The turnaround started in January when they beat on revenue and earnings but with a 4% decline in same-store sales. Although the same-store sales declined, it was better than the previous year. In April, the company beat earnings with flat same-store sales. In August, the company beat earnings by a good margin with their same-store sales increasing 2%. "These last two quarters made me feel like Coach had truly gotten its act together and the comeback was too legit to quit," said Cramer.
Even after the beat in August, the stock has fallen from $40 to $36. Morgan Stanley downgraded the stock to underweight as they believe that Coach has hit its targets in an unhealthy way. Regardless, Cramer thinks that the turnaround is real with a new management team and an attractive stock price that is trading at 15 times earnings with a yield of 3.7%.

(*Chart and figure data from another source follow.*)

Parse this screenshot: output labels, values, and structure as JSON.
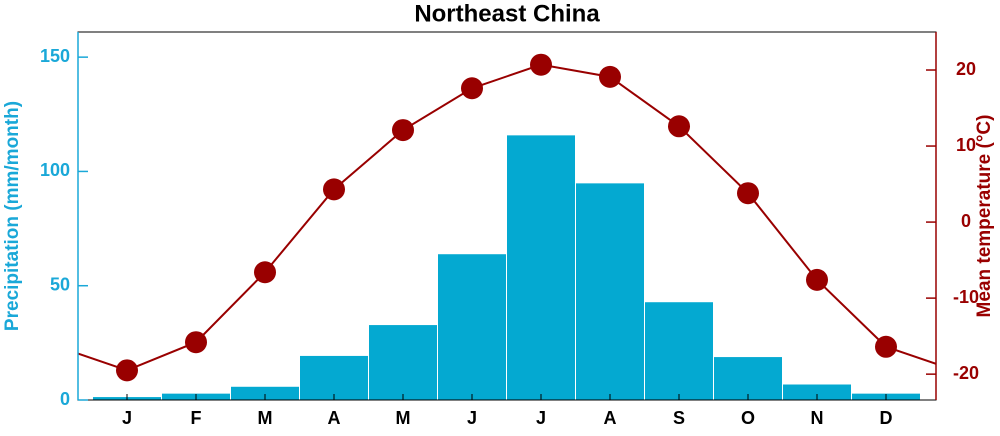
{
  "chart_data": {
    "type": "bar-line",
    "title": "Northeast China",
    "ylabel": "Precipitation (mm/month)",
    "y2label": "Mean temperature (°C)",
    "categories": [
      "J",
      "F",
      "M",
      "A",
      "M",
      "J",
      "J",
      "A",
      "S",
      "O",
      "N",
      "D"
    ],
    "series": [
      {
        "name": "Precipitation",
        "type": "bar",
        "color": "#04a9d1",
        "values": [
          1.5,
          3,
          6,
          19.5,
          33,
          64,
          116,
          95,
          43,
          19,
          7,
          3
        ]
      },
      {
        "name": "Mean temperature",
        "type": "line",
        "axis": "y2",
        "color": "#990000",
        "values": [
          -19.5,
          -15.8,
          -6.6,
          4.3,
          12.1,
          17.6,
          20.7,
          19.1,
          12.6,
          3.8,
          -7.6,
          -16.4
        ]
      }
    ],
    "ylim": [
      0,
      161
    ],
    "yticks": [
      0,
      50,
      100,
      150
    ],
    "y2lim": [
      -23.4,
      25
    ],
    "y2ticks": [
      -20,
      -10,
      0,
      10,
      20
    ]
  }
}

Seres Therapeutics (NASDAQ:MCRB)
When Sarepta Therapeutics (NASDAQ:SRPT) rallied 75% on the news that the FDA has approved the company's treatment for muscular dystrophy, it shocked Cramer as the stock was hit from $31 to $14 in January on the news that its clinical data was not promising. This proves that early-stage biotech stocks are highly speculative.
The same case applies to Seres Therapeutics, which saw its shares plummet in August after the clinical data. Seres is developing microbial treatments to restore the body's natural balance. More than 29,000 patients die each year due to infections caused by imbalance. The current care antibiotics kill the good bacteria making reinfections likely.
The worst case scenario for Seres is already baked into the price and the company has no debt on its balance sheet at $211M outstanding cash. This makes the stock attractive in the long term, but it is a highly speculative play.
Crude price linkage to stocks
The pattern of market movement linked to oil price is a worrying sign for Cramer. Every time oil falls below $40, there are rumors of production freezes which bring the price back up. "This kind of rumor-mongering still does exactly what the world's oil ministers want. It's incredible, it's ridiculous, but it works every time," said Cramer.
The rumors always include statements from some country's oil minister who wants the oil price to go higher. Based on the recent rumor about Venezuela freezing production this theory can be confirmed. All the countries who want the oil price to go higher, make statements of action that will stabilize oil prices.
The truth is that all want the price to go higher but they do not want to freeze production and lose market share to the US. According to Cramer, this has happened for the sixth time this year.
Viewer calls taken by Cramer
Walt Disney (NYSE:DIS): There is no catalyst in the near term, but it's a good stock for the long term.
Hasbro (NASDAQ:HAS): Cramer would be a buyer of the stock at this price for the long term.